The results I get are:

77 - You could receive the wrong amount.
78 - If you receive more benefits than you should, you must pay them back.
79 - When will we review your case?
80 - An eligibility review form will be sent before your benefits stop.
81 - 01/201502/2015
82 - Total Gross Income Total ResourcesMedical ProgramsHousehold 

What I want to get is :

77 - You could receive the wrong amount.
78 - If you receive more benefits than you should, you must pay them back.
79 - When will we review your case?
80 - An eligibility review form will be sent before your benefits stop.
81 - 01/201502/2015
82 - Total Gross Income
83 - Total ResourcesMedical ProgramsHousehold 

What am I doing wrong?


Solution

  • Your problem is with the white space declaration that follows your lookbehind - it requires at least one white space in order to split, but if you remove it, then you end up capturing the preceeding letter and breaking the whole thing.

    Thus As far as I can tell, you can't do this entirely with lookarounds. You'll still need to have some of the expression work with lookarounds (space preceded by punctuation, etc.), but for specific phrases, you can't.

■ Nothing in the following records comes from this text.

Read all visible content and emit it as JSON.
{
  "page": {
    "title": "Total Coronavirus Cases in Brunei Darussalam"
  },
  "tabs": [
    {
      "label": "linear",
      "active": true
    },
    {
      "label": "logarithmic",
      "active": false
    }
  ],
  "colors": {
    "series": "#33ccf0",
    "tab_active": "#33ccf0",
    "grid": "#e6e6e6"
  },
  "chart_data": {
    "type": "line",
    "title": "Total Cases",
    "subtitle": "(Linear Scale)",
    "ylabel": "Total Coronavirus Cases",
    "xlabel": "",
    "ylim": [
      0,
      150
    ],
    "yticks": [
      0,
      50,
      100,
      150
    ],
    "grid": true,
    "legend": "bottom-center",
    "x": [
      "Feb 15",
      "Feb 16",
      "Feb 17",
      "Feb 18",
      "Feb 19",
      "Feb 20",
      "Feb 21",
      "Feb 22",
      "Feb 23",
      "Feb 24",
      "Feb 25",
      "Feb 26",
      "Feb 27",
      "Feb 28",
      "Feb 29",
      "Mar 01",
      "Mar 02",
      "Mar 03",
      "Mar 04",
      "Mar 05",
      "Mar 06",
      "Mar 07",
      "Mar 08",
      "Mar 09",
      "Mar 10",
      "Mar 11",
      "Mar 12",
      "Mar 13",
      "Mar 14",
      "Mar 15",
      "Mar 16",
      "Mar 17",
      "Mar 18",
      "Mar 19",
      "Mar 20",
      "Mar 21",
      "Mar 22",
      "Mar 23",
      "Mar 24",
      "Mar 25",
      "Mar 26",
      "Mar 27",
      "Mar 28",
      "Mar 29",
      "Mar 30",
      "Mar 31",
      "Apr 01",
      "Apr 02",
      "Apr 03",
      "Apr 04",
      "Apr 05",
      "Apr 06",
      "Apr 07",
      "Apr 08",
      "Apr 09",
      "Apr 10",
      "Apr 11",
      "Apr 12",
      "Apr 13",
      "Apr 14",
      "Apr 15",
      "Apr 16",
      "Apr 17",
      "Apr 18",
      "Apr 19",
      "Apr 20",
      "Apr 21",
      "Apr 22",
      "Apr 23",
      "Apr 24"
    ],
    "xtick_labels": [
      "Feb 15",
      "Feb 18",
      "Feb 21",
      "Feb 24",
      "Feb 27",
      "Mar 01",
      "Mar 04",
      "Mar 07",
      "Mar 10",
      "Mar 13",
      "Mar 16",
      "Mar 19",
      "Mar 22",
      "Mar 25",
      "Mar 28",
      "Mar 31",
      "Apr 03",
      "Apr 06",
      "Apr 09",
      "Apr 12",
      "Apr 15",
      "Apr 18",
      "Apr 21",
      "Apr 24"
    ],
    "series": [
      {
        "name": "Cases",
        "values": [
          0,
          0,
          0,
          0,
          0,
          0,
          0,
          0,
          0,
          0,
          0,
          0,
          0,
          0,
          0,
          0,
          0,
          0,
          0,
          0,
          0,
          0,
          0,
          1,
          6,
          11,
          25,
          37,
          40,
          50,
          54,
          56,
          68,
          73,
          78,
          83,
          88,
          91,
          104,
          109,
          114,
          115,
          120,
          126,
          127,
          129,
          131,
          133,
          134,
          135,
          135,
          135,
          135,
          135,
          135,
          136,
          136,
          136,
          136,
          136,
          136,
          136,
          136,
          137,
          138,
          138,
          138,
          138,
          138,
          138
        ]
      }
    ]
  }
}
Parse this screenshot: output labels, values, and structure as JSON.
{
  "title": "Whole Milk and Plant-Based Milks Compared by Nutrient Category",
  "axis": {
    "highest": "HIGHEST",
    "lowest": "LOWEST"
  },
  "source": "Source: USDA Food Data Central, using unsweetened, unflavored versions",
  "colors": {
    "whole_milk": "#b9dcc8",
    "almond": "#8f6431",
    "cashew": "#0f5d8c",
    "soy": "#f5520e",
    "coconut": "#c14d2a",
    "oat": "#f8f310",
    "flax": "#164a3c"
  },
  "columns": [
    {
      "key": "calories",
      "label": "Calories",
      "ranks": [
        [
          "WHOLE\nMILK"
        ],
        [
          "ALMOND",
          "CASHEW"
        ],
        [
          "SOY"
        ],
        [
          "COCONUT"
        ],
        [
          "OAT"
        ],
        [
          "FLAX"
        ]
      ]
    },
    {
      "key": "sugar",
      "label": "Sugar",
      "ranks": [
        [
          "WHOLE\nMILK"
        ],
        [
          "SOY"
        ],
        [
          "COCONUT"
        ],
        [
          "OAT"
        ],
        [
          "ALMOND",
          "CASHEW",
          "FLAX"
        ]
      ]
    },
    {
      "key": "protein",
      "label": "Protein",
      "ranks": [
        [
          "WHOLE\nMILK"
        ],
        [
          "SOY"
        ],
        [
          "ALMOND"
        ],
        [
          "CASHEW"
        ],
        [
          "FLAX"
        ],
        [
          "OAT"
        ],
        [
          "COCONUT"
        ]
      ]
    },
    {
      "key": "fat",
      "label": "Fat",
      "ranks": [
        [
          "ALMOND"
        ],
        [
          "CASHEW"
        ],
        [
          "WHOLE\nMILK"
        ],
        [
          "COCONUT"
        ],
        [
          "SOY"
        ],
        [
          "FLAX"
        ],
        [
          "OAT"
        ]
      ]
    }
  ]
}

    You can also use the PREG_SPLIT_DELIM_CAPTURE flag to capture out what you're splitting. Something like this should get you started:

    $re = '/((?<=[\.\?\!])\s+|Total\sGross\sIncome)/ix';
    
    $block_o_text = "You could receive the wrong amount. If you receive more benefits than you    should, you must pay them back. When will we review your case? An eligibility review form will be sent before your benefits stop. Total Gross IncomeTotal ResourcesMedical ProgramsHousehold.";
    
    $sentences = preg_split($re, $block_o_text, -1, PREG_SPLIT_DELIM_CAPTURE | PREG_SPLIT_NO_EMPTY);
    
    for ($i = 0; $i < count($sentences); ++$i) {
        if (!ctype_space($sentences[$i])) {
            echo $i . " - " . $sentences[$i] . "<br>";
        }
    }
    

    Output:

    0 - You could receive the wrong amount.
    2 - If you receive more benefits than you should, you must pay them back.
    4 - When will we review your case?
    6 - An eligibility review form will be sent before your benefits stop.
    8 - Total Gross Income
    9 - Total ResourcesMedical ProgramsHousehold.